Wir haben auch bei der Ausstattung nichts verschlafen. Was die Ausstattung unserer Polizei und anderer betrifft, meine Damen und Herren, da sollen mal die, die bisher in Berlin regiert haben, schauen, wie wir das in Bayern machen, den öffentlichen Dienst auszustatten. Auch da habe ich ein reines Gewissen und keine Probleme. Deswegen bleibt der Freistaat Bayern ein hochattraktiver Arbeitgeber, selbst dann, wenn wir heute richtigerweise diesen Dringlichkeitsantrag ablehnen, worum ich bitte und wofür ich mich im Voraus bedanke.

(Beifall bei der CSU sowie Abgeordneten der FREIEN WÄHLER)

Bitte bleiben Sie noch am Rednerpult. – Es gibt zwei Meldungen zur Zwischenbemerkung. Herr Taşdelen hat sein Telefonat beendet und hat jetzt das Wort.

(Heiterkeit)

Herr Präsident, diese Bemerkung hätte jetzt nicht sein müssen.

(Zuruf der Abgeordneten Tanja Schorer-Dremel (CSU))

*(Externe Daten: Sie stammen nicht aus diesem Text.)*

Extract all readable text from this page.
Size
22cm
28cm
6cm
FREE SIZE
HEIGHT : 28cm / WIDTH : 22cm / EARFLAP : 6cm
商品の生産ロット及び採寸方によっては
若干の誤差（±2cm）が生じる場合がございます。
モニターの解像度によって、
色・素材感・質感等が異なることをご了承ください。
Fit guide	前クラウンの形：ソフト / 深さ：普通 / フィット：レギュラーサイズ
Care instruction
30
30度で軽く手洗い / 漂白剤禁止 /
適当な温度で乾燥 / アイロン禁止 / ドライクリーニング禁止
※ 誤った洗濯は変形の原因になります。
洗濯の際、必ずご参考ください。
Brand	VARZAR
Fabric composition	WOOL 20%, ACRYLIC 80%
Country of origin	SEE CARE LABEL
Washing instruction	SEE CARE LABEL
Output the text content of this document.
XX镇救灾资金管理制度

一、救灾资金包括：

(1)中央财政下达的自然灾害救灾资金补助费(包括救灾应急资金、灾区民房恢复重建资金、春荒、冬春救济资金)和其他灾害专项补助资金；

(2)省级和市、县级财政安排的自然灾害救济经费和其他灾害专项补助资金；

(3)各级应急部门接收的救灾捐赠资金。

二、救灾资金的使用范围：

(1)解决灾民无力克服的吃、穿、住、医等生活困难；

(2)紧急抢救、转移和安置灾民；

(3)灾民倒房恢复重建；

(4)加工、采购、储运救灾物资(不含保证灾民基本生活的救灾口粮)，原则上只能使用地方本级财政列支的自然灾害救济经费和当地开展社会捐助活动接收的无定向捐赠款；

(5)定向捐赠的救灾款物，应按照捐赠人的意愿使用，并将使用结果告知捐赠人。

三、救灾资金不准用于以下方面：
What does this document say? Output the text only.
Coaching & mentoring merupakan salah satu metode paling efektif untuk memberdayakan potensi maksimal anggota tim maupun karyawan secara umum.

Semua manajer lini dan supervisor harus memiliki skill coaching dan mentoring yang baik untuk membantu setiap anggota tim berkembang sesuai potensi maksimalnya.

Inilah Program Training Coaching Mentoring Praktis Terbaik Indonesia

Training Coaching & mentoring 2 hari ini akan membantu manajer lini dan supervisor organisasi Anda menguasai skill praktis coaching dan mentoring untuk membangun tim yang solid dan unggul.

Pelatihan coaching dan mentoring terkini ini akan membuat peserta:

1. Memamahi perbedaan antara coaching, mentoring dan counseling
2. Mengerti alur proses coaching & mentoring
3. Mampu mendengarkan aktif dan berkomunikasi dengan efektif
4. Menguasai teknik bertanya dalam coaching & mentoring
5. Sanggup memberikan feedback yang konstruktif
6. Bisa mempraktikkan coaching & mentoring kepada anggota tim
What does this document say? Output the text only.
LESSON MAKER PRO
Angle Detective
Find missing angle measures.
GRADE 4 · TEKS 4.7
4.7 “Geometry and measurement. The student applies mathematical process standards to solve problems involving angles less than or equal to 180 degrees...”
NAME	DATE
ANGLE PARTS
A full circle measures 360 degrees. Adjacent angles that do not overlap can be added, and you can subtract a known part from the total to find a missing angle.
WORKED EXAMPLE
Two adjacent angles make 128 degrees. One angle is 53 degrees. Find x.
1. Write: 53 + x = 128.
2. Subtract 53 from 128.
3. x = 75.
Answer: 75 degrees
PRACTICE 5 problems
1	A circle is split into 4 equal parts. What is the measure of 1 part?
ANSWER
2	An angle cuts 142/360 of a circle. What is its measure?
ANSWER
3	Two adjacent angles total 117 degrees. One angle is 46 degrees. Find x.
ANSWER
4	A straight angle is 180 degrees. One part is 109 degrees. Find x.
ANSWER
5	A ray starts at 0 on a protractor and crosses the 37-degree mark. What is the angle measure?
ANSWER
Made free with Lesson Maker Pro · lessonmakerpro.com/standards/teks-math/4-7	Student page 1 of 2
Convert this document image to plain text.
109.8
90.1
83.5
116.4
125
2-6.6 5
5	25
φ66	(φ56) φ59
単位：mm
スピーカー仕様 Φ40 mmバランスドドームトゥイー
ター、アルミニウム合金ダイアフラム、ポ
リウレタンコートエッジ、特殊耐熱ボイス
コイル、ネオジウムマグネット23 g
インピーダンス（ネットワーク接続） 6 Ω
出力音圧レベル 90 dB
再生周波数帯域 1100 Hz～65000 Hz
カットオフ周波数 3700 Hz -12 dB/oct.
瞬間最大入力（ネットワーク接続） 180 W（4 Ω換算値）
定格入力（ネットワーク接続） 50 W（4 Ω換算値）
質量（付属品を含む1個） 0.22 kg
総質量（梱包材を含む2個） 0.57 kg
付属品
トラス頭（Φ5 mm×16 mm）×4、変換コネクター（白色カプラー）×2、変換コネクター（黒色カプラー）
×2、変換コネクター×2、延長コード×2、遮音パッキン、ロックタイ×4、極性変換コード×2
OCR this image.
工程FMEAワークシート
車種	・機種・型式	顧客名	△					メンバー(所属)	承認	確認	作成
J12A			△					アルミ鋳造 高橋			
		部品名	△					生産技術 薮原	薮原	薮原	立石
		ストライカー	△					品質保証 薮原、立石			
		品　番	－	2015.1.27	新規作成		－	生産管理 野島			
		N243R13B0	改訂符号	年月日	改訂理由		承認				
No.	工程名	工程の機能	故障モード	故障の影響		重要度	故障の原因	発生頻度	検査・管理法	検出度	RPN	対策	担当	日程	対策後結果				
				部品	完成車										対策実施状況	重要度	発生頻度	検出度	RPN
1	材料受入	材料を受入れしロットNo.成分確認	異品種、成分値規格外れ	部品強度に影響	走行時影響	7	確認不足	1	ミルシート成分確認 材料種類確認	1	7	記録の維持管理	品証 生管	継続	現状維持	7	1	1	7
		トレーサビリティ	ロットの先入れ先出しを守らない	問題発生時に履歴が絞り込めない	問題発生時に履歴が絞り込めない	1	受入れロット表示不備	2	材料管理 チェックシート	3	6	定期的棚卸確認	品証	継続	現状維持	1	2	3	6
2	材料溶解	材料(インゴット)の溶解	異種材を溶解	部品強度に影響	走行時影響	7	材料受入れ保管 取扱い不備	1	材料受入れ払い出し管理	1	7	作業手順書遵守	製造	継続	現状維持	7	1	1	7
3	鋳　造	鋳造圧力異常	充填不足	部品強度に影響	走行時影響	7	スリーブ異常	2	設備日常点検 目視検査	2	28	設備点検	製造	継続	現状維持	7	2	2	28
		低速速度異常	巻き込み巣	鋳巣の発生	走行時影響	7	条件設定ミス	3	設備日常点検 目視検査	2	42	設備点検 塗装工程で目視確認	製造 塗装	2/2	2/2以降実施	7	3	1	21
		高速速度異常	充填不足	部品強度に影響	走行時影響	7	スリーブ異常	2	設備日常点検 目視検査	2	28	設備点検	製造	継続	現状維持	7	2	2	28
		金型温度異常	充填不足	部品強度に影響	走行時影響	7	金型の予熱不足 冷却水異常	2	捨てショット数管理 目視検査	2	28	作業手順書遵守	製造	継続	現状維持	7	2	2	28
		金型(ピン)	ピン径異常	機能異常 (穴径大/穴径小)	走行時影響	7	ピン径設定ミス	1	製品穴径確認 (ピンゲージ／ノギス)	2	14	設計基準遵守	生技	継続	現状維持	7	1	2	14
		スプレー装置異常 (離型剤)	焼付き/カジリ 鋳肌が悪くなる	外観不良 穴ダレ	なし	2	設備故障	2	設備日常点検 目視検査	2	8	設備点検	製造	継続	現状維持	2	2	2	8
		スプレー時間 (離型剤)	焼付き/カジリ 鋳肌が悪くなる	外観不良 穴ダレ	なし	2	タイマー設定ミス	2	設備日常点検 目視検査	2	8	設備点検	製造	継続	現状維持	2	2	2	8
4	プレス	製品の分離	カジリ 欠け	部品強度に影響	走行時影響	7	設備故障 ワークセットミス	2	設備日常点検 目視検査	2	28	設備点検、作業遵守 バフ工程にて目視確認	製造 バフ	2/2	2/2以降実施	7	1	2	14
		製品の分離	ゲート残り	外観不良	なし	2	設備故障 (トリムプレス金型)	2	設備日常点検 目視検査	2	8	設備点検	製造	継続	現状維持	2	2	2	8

Es gibt ja auch Situationen, wo man sich schnell in der Fraktion abstimmen muss und sich erkundigen muss, ob das, was der Redner gerade sagt, auch der Wahrheit entspricht.

(Zurufe von der AfD: Oh!)

Herr Füracker, ich danke Ihnen für die Richtigstellung, weil Ihre beiden Kollegen von den Koalitionsfraktionen zumindest angedeutet haben, dass es gar nicht möglich wäre, das Ganze jetzt noch in den Haushalt aufzunehmen. Sie haben das richtiggestellt, indem Sie gesagt haben: Mit einem Nachtragshaushalt wäre es natürlich möglich gewesen.

(Unruhe bei der CSU und den FREIEN WÄHLERN)

Danke dafür, dass Sie jetzt die Argumente Ihrer CSU-Kollegen entkräftet haben.

Wenn eine Arbeitnehmerin täglich mit dem ÖPNV von Augsburg nach München gefahren ist, dann hat sie monatlich knapp mehr als 250 Euro aufgewendet. Jetzt sind es mit dem Deutschlandticket nur noch 49 Euro monatlich. Das heißt, die Beschäftigten haben sehr wohl profitiert.

Das habe ich gesagt.

Ihre Redezeit läuft ab.

Jetzt zu meiner Frage. Der Bund hat rund, das haben Sie gesagt, 320 Millionen und der Freistaat – –

(Zurufe von der AfD: Redezeit! Ausschalten!)

Was hat der Freistaat vorher auch im Rahmen des kommunalen Finanzausgleichs aufgewendet?